5:15 PM - 6:45 PM
[SCG48-P20] Large Holocene submarine landslide deposits at the Kuril trench: insights into the size and transportation processes
Keywords:submarine slope failure, turbidite/debrite, paleomagnetic, hazard assessment
Recurrent giant subduction zone earthquakes can trigger large submarine landslides on the continental slopes, causing seafloor foundation damage and tsunami threats. Understanding the volume, origin and types of submarine landslides is crucial to assessing landslide impacts and associated hazards. This study identified a potential large submarine slope failure by analysing six-piston cores along the Kuril trench (approximately from offshore Nemuro Peninsula at east to offshore Hiroo at west).
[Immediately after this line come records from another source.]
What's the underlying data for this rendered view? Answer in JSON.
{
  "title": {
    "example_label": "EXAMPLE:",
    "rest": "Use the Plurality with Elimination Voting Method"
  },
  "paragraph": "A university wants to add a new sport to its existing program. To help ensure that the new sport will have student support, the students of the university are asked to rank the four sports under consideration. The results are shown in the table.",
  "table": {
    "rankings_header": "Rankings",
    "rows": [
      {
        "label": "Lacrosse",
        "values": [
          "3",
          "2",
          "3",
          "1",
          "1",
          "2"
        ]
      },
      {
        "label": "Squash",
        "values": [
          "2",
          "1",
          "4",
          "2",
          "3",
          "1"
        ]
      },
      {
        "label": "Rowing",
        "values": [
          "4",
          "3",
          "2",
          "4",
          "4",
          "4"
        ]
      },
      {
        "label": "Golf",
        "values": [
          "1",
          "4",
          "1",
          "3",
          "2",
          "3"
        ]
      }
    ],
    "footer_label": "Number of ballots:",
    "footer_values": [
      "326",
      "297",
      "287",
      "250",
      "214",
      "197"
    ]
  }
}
Stratigraphy and turbidite textures were reconstructed using various techniques, including visual core observations (VCD), X-ray computed tomography (X-CT), X-ray fluorescence (XRF), magnetic properties, and bulk 14C analyses. A thick Holocene debrite, approximately 5 m thick, was discovered at the easternmost core, characterised by large, chaotic, and poorly sorted clasts within the fine-grained matrix, a sharp basal contact and a high concentration of magnetic minerals. Geochemical similarities extend this debrite over at least >70 km to the cores at the downslope of the Kushiro Submarine Canyon, although the exact distance should be greater due to the absence of cores further to the right. Moreover, sedimentary structures for the same event bed on the left cores were transformed into laminated, graded, and fining upward beds, suggesting a flow evolution from a cohesive debris flow to a low-concentration turbulent flow. The directions of paleocurrent, as reoriented by anisotropy of magnetic susceptibility (AMS) and natural remanent magnetisation (NRM), are not entirely aligned with the main sediment flow direction, which may indicate a complex interaction between flow and the seafloor topography. Future efforts will address the completed extent of this large submarine landslide, the initial failure depth of the submarine landslides, and the implications of the direction deviation between magnetic material and sediment flow.